I know that you know I called you. And had I confronted you, you would have actually claimed that you didn't know she was married? Come on now. Do you think I'm that naive? I was privy to the first few E-mail exchanges from your Craigslist ad - you know, the one where XXXXXX wrote to you, complimenting you on your XXXXXX joke, and informing you that she was indeed married. You were fully aware that I knew what she was doing. Did you think I'd forget in just a week?

Oh yes, I know a lot. I know about your time in XXXXXX. I know about XXXXXX, XXXXXX. Strange, no one has heard of XXXXXX. It's not even an official town. Yet I know about it, just like you do. I also know about XXXXXX and XXXXXX. And all sarcasm aside, I am sincerly sorry for your loss. It was lung cancer,wasn't it?

I want you to think back to your shop - last week. Think of the construction problems in the street, the torn-up sidewalk in front, the tall tables in the front window... And think about all the male customers you spoke to last week - when you were standing behind the counter, next to your female coworker. You never know who you're going to run into, do you?

I know an awful lot XXXXXX. I know your last name. I know where you live. And what I didn't know, XXXXXX filled me in on. I know everything that you talked about with her. I've seen your recent text messages, the IM's, the E-mails... I've even been shown nude photos of you. I wonder if your customers know you've been sending nude pictures of yourself across the internet.

Trying to get involved with a married woman is weird, isn't it?
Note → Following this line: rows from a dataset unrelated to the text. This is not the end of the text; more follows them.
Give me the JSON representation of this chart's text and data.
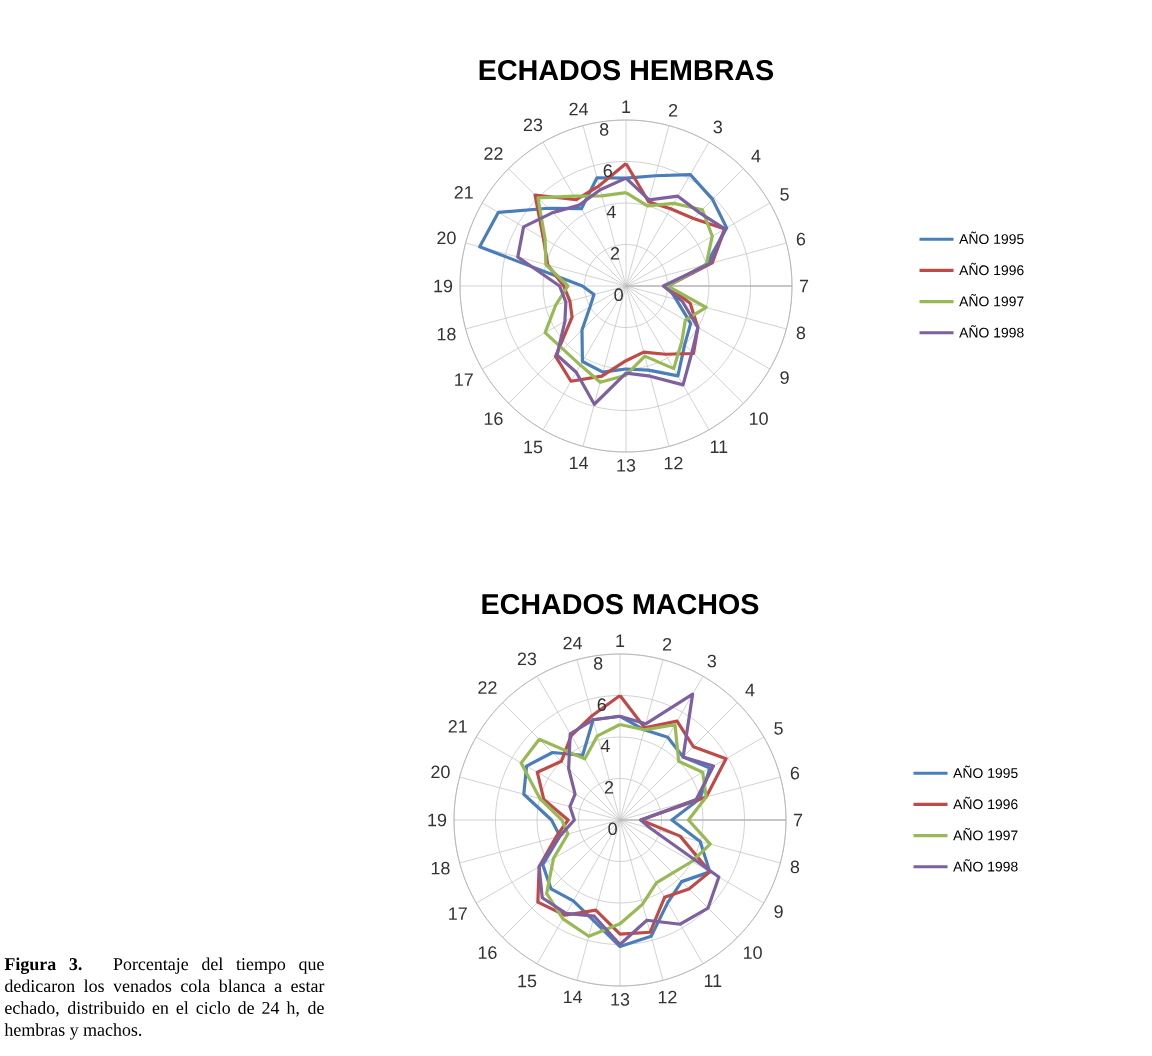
{
  "chart_data": [
    {
      "type": "radar",
      "title": "ECHADOS HEMBRAS",
      "categories": [
        "1",
        "2",
        "3",
        "4",
        "5",
        "6",
        "7",
        "8",
        "9",
        "10",
        "11",
        "12",
        "13",
        "14",
        "15",
        "16",
        "17",
        "18",
        "19",
        "20",
        "21",
        "22",
        "23",
        "24"
      ],
      "ylim": [
        0,
        8
      ],
      "yticks": [
        0,
        2,
        4,
        6,
        8
      ],
      "grid": true,
      "legend": "right",
      "series": [
        {
          "name": "AÑO 1995",
          "color": "#4a7ebb",
          "values": [
            5.2,
            5.5,
            6.2,
            5.9,
            5.6,
            4.0,
            2.0,
            2.5,
            3.6,
            4.0,
            5.0,
            4.2,
            4.0,
            4.3,
            4.2,
            3.0,
            2.0,
            1.6,
            2.1,
            7.3,
            7.1,
            5.3,
            4.3,
            5.4
          ]
        },
        {
          "name": "AÑO 1996",
          "color": "#be4b48",
          "values": [
            5.9,
            4.2,
            4.3,
            4.6,
            5.5,
            4.3,
            2.0,
            3.2,
            4.0,
            4.6,
            3.8,
            3.3,
            3.6,
            4.5,
            5.3,
            4.8,
            3.0,
            2.8,
            3.0,
            3.9,
            4.6,
            6.2,
            4.8,
            5.0
          ]
        },
        {
          "name": "AÑO 1997",
          "color": "#98b954",
          "values": [
            4.5,
            4.0,
            4.6,
            5.2,
            4.8,
            4.0,
            2.0,
            4.0,
            3.3,
            3.8,
            4.6,
            3.5,
            4.3,
            4.8,
            4.4,
            4.3,
            4.5,
            3.5,
            2.8,
            4.0,
            4.5,
            6.0,
            5.0,
            4.5
          ]
        },
        {
          "name": "AÑO 1998",
          "color": "#7d60a0",
          "values": [
            5.2,
            4.3,
            5.0,
            5.0,
            5.5,
            4.2,
            1.8,
            2.8,
            4.0,
            4.5,
            5.5,
            4.5,
            4.2,
            5.9,
            4.8,
            4.7,
            3.4,
            3.0,
            3.2,
            5.4,
            5.7,
            5.0,
            4.5,
            4.8
          ]
        }
      ]
    },
    {
      "type": "radar",
      "title": "ECHADOS MACHOS",
      "categories": [
        "1",
        "2",
        "3",
        "4",
        "5",
        "6",
        "7",
        "8",
        "9",
        "10",
        "11",
        "12",
        "13",
        "14",
        "15",
        "16",
        "17",
        "18",
        "19",
        "20",
        "21",
        "22",
        "23",
        "24"
      ],
      "ylim": [
        0,
        8
      ],
      "yticks": [
        0,
        2,
        4,
        6,
        8
      ],
      "grid": true,
      "legend": "right",
      "annotations": [
        "**Figura 3.** Porcentaje del tiempo que dedicaron los venados cola blanca  a estar echado, distribuido en el ciclo de 24 h, de hembras y machos."
      ],
      "series": [
        {
          "name": "AÑO 1995",
          "color": "#4a7ebb",
          "values": [
            5.0,
            4.5,
            4.6,
            4.3,
            5.0,
            4.0,
            2.5,
            4.0,
            5.0,
            4.2,
            4.6,
            5.8,
            6.1,
            5.0,
            4.5,
            4.7,
            4.3,
            3.0,
            3.3,
            4.8,
            5.2,
            4.6,
            3.6,
            5.0
          ]
        },
        {
          "name": "AÑO 1996",
          "color": "#be4b48",
          "values": [
            6.0,
            4.6,
            5.5,
            5.0,
            5.9,
            4.3,
            1.0,
            3.0,
            5.0,
            4.7,
            4.3,
            5.6,
            5.5,
            4.5,
            5.3,
            5.6,
            4.5,
            3.2,
            2.5,
            3.8,
            4.6,
            4.0,
            4.7,
            5.2
          ]
        },
        {
          "name": "AÑO 1997",
          "color": "#98b954",
          "values": [
            4.6,
            4.5,
            5.3,
            4.0,
            4.6,
            4.3,
            3.3,
            4.5,
            4.0,
            3.6,
            3.5,
            4.2,
            5.0,
            5.8,
            5.5,
            5.0,
            3.7,
            2.6,
            2.8,
            4.0,
            5.5,
            5.5,
            3.4,
            4.2
          ]
        },
        {
          "name": "AÑO 1998",
          "color": "#7d60a0",
          "values": [
            5.0,
            4.8,
            7.0,
            4.3,
            5.2,
            3.8,
            1.0,
            1.5,
            5.5,
            6.0,
            5.8,
            5.0,
            6.0,
            4.8,
            5.2,
            5.3,
            4.5,
            3.0,
            2.2,
            2.5,
            2.5,
            3.5,
            4.8,
            5.0
          ]
        }
      ]
    }
  ]
}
Now, let's stop some of the sarcasm and snottiness. The other day you were talking on the phone with XXXXXX and you said, "Dude, you gotta get out of your marriage."

"EXCUSE ME???

First of all, don't ever address a woman by "dude" and don't use that sort of babyish tone. Maybe that's why you're not married yourself. Secondly, who in the hell do you think you are??? You've exchanged a few IM's, a few E-mails, and spent less than one hour with her. And you think you're qualified to judge her like that? You don't know ANYTHING about her! You don't know anything about her or our marriage. We have nine years invested in each other. You've got nothing.

It's time to let it go XXXXXX. Our marriage is stronger now, at this moment, than it has ever been. We have a few things to work on, sure. But we're both committed to doing that. I was inattentive. And she didn't communicate with me regarding some issues she was having. But both of those problems are being dealt with. And things are better than ever. The bottom line is that there is no place for you.

It's time to take the hint. You're being ignored. You need to move on. It was over before it ever began. Place a new ad.